Research

fMRI BOLD brain dynamics are sensitive indicators for brain disorders, but understanding altered brain causal interactions requires incorporating causal information. To address this, we develop methods to model dynamic causal interactions, enhancing traditional correlation analysis by identifying the directionality of information flow and assessing whole-brain connectivity. These metrics reveal new insights into the spatiotemporal nature of cognitive functions, including memory consolidation.

We develop novel analytical methods to investigate spontaneous fluctuations in blood oxygen level-dependent (BOLD) signals measured by fMRI. Using rodent models, we study the neuronal processes behind these fluctuations and translate our findings to human studies, focusing on similarities and differences in brain function and anatomy. Additionally, we explore how these dynamic processes respond to various cognitive tasks in humans.

In collaboration with our clinical partners, we develop innovative analyses to assess functional brain dynamics in various neurological disorders measured by functional neuroimaging data. Specifically, we quantify the spatiotemporal dynamic processes in functional brain systems to decipher the neuropathophysiology of brain diseases such as post-concussive syndrome, obesity, and prenatal opioid exposure.
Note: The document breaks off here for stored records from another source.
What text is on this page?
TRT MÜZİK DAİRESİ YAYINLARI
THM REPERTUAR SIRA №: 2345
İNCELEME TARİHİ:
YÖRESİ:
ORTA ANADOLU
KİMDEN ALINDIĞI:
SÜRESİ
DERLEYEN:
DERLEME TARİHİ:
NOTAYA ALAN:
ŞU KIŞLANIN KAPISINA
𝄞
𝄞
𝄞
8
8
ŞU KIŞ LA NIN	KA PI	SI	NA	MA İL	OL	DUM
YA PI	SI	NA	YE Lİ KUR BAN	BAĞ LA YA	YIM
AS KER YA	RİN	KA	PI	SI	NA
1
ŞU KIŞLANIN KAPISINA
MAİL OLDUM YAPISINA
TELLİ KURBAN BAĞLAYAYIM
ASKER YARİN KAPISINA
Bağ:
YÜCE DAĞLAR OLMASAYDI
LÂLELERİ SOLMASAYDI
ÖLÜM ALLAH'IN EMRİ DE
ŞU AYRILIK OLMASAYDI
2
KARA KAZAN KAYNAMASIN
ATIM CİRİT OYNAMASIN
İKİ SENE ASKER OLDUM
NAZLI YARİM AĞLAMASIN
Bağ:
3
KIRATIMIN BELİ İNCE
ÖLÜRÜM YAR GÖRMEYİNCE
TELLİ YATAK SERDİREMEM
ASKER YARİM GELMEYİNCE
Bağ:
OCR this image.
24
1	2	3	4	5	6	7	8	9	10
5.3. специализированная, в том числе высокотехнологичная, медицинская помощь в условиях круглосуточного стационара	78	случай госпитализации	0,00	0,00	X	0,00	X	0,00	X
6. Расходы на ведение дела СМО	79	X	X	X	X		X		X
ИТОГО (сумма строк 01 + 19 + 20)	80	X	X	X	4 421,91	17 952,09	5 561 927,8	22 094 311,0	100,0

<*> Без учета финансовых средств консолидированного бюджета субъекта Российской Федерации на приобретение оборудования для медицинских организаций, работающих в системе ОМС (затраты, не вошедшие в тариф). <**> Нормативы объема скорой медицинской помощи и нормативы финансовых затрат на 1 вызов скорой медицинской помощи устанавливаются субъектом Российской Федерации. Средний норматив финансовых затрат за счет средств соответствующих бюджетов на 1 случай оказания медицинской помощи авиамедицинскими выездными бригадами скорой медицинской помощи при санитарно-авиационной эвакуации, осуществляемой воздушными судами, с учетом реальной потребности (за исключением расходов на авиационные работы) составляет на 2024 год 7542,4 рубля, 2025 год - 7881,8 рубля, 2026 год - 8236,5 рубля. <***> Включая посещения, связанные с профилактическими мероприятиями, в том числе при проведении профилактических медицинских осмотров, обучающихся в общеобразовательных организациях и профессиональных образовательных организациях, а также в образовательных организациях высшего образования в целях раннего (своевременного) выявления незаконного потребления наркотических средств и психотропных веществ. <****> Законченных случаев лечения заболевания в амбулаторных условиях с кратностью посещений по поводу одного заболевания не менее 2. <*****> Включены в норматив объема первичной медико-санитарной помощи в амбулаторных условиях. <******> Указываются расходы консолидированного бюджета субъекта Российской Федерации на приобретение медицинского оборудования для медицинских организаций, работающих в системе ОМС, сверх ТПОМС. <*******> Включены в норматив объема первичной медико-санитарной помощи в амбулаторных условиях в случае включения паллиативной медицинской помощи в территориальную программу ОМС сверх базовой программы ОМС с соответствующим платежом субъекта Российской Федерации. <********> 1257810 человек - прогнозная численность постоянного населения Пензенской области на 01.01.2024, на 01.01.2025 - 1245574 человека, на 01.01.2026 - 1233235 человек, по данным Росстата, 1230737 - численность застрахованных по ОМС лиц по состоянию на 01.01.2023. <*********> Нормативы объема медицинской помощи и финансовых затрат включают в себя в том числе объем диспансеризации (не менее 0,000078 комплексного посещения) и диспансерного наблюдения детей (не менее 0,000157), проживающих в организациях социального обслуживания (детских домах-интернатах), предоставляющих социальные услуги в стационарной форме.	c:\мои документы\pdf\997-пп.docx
Cryo-electron microscopy (cryo-EM) provides essential 2D projection images of nano-scale bio-particles like viruses for understanding their biological function. Unlike traditional methods that assume strict geometric symmetry, we adopted a more realistic approach, allowing for individual particle asymmetry while maintaining overall mean and covariance symmetry. This novel method eliminated long-standing distortions in 3D reconstructions. Collaborating with virologists from the Scripps Institute, we uncovered allosteric effects along the symmetry axes of bacteriophage HK97. This algorithm can be applicable to most spherical virus particles with icosahedral and octahedral symmetries.